Food insecurity in Cabo Delgado, a province in northern Mozambique that is the scene of armed attacks, was highlighted today as one of the most “worrying” situations in southern Africa by the regional director of the World Food Program (WFP), Lola Castro.
Food shortages have reached “particularly worrying” levels and the province has become a “strong priority”, he said during a press conference with foreign correspondents in South Africa, cited by international information agencies.
“Aid is not always able to reach some districts in the northeast” and WFP tries to find alternatives to “reach the inaccessible” and provide them with “food aid, shelter and protection”, he said.

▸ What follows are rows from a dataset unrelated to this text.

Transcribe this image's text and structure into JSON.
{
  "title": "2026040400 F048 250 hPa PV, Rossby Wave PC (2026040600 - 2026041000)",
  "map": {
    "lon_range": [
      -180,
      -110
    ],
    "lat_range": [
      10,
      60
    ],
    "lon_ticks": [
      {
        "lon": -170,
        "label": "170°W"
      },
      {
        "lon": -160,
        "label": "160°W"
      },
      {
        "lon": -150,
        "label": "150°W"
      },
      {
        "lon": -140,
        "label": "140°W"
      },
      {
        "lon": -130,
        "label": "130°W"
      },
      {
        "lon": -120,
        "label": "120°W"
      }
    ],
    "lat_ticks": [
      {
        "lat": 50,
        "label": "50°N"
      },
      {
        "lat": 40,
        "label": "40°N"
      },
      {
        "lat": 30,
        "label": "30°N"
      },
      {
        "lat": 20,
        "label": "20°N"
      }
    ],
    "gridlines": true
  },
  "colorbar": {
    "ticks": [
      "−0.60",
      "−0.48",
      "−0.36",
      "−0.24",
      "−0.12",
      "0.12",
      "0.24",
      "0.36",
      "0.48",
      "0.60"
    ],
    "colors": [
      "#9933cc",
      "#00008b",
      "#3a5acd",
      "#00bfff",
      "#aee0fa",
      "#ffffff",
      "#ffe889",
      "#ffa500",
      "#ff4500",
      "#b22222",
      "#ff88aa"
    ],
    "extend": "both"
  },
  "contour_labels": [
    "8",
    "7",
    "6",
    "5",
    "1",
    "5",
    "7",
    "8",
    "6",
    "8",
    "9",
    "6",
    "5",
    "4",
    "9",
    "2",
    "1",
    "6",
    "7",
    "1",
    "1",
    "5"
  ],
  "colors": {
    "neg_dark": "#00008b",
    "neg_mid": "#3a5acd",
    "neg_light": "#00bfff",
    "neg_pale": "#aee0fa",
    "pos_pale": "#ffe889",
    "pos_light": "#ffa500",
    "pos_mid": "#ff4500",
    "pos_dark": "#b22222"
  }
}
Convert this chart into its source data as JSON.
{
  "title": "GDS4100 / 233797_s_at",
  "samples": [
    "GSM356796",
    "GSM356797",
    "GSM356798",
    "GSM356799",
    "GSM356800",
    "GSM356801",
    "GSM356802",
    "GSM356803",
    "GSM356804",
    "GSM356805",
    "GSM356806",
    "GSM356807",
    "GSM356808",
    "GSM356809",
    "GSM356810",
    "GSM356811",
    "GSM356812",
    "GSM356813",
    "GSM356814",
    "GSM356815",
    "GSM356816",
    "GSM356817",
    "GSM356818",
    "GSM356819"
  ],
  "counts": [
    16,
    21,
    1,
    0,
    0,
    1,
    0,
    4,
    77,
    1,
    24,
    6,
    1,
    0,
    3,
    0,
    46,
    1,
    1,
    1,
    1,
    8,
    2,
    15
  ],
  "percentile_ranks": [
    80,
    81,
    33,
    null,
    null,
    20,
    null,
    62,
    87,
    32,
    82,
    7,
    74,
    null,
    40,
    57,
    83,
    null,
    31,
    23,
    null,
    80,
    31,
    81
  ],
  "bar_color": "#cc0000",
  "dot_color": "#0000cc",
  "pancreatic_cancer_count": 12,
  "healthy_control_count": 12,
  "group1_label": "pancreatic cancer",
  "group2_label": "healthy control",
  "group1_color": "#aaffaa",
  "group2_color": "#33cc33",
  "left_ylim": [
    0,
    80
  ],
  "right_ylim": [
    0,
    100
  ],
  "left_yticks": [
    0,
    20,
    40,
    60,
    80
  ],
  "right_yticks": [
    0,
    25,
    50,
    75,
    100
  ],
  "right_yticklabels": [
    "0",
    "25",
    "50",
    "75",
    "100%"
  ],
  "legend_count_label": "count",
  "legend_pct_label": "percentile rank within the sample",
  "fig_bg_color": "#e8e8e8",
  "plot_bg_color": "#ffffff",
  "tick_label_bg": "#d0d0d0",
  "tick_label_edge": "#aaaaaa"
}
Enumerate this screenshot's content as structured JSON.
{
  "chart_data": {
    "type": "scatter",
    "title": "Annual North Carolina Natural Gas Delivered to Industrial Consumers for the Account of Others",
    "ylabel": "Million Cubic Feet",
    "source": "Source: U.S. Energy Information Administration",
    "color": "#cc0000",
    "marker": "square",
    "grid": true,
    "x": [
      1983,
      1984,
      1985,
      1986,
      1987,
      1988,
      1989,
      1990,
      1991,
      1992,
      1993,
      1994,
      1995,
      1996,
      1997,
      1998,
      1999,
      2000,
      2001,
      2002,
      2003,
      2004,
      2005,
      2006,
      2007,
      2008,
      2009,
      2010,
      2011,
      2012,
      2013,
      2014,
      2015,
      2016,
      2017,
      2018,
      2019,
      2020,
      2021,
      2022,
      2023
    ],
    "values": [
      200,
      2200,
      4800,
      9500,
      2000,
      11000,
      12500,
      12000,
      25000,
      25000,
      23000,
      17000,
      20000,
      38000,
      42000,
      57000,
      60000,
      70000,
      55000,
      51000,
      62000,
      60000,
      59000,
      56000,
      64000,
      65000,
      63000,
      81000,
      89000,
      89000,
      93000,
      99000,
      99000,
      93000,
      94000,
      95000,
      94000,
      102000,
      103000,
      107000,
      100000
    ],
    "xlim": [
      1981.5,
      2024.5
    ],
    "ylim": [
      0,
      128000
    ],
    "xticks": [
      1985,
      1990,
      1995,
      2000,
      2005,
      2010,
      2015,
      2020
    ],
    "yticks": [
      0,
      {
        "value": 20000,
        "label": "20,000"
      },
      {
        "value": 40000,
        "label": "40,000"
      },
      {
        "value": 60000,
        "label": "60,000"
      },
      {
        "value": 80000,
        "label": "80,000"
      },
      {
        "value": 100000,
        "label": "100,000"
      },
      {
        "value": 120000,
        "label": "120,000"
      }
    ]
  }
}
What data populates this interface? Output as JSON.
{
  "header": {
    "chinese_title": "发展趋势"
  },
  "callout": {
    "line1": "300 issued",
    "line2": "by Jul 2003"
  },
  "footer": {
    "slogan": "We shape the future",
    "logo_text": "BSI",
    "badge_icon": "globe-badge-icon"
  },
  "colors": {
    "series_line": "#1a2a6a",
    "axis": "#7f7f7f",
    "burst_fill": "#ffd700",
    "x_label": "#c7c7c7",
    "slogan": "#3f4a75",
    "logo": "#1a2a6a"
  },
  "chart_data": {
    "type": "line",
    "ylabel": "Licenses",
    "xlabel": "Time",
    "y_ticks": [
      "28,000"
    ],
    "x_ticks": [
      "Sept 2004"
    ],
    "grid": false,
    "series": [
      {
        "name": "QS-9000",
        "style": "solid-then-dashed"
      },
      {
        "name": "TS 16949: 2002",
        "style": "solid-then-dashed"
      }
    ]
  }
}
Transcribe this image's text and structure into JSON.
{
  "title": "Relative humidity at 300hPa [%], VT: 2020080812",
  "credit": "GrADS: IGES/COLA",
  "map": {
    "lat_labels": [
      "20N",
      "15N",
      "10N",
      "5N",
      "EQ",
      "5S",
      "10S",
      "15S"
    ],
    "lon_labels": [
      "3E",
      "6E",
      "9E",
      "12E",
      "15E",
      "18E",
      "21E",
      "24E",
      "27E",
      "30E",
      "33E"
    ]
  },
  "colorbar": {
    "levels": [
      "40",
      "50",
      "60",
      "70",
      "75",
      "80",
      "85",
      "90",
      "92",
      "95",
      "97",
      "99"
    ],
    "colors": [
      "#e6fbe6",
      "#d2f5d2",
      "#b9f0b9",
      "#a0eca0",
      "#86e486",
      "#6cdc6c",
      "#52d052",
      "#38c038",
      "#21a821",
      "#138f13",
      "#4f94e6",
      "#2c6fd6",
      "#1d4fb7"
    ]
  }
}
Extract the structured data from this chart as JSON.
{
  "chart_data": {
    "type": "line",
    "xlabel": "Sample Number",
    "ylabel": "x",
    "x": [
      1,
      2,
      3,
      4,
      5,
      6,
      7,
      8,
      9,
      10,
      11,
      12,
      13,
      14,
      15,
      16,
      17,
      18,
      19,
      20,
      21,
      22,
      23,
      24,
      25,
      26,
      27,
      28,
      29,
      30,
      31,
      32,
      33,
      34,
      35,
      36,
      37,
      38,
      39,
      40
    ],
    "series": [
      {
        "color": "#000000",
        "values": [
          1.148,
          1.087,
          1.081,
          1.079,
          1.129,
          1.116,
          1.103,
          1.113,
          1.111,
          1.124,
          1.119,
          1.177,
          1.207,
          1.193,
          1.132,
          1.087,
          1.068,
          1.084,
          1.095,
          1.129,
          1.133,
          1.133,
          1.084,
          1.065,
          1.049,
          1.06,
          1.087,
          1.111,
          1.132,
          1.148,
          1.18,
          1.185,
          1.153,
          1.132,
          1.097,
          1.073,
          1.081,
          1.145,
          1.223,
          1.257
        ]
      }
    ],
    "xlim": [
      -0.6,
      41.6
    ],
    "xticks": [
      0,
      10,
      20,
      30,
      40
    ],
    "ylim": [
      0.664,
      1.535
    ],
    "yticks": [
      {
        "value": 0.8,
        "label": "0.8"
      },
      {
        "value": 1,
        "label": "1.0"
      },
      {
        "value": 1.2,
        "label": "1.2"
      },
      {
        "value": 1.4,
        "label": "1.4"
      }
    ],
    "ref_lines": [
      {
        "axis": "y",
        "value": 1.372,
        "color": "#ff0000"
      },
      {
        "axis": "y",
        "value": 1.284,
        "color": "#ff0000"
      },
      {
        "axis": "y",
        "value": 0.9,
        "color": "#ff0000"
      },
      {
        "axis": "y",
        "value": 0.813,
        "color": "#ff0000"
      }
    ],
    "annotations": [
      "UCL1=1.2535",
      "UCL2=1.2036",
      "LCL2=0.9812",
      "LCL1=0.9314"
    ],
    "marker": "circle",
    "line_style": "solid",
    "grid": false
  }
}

Cabo Delgado has faced attacks by armed groups for three years that have killed more than 1,000 people and 250,000 displaced people, of whom WFP supported 195,000 in July, according to data from that United Nations agency.
In the same month, WFP supported another 165,000 people in the rest of the country, due to the effects of weather conditions.
Southern Africa is witnessing, “year after year, droughts, floods or cyclones”, as happened last year, when cyclones Idai and Kenneth hit Mozambique and other countries in the region.
“Covid-19 was an additional shock for which we were obviously not prepared,” he added.
In addition to Mozambique, on the map of Southern Africa, the official highlighted the serious situation in Zimbabwe, a country with 16 million inhabitants and with the worst food shortage statistics, with about 4.3 million people in urgent need of help.
The context common to neighboring countries is aggravated by a prolonged socio-economic crisis.
Lola Castro said that across southern Africa, between the next few months and 2021, food insecurity can reach levels “that have not been seen for several years”, reaching 44.8 million people (compared with 41.2 in the year past) mainly due to drought and economic difficulties linked to the pandemic caused by the new coronavirus.
Mozambique records an accumulated total of 4,557 cases of covid-19, with 2,697 recovered and 27 dead.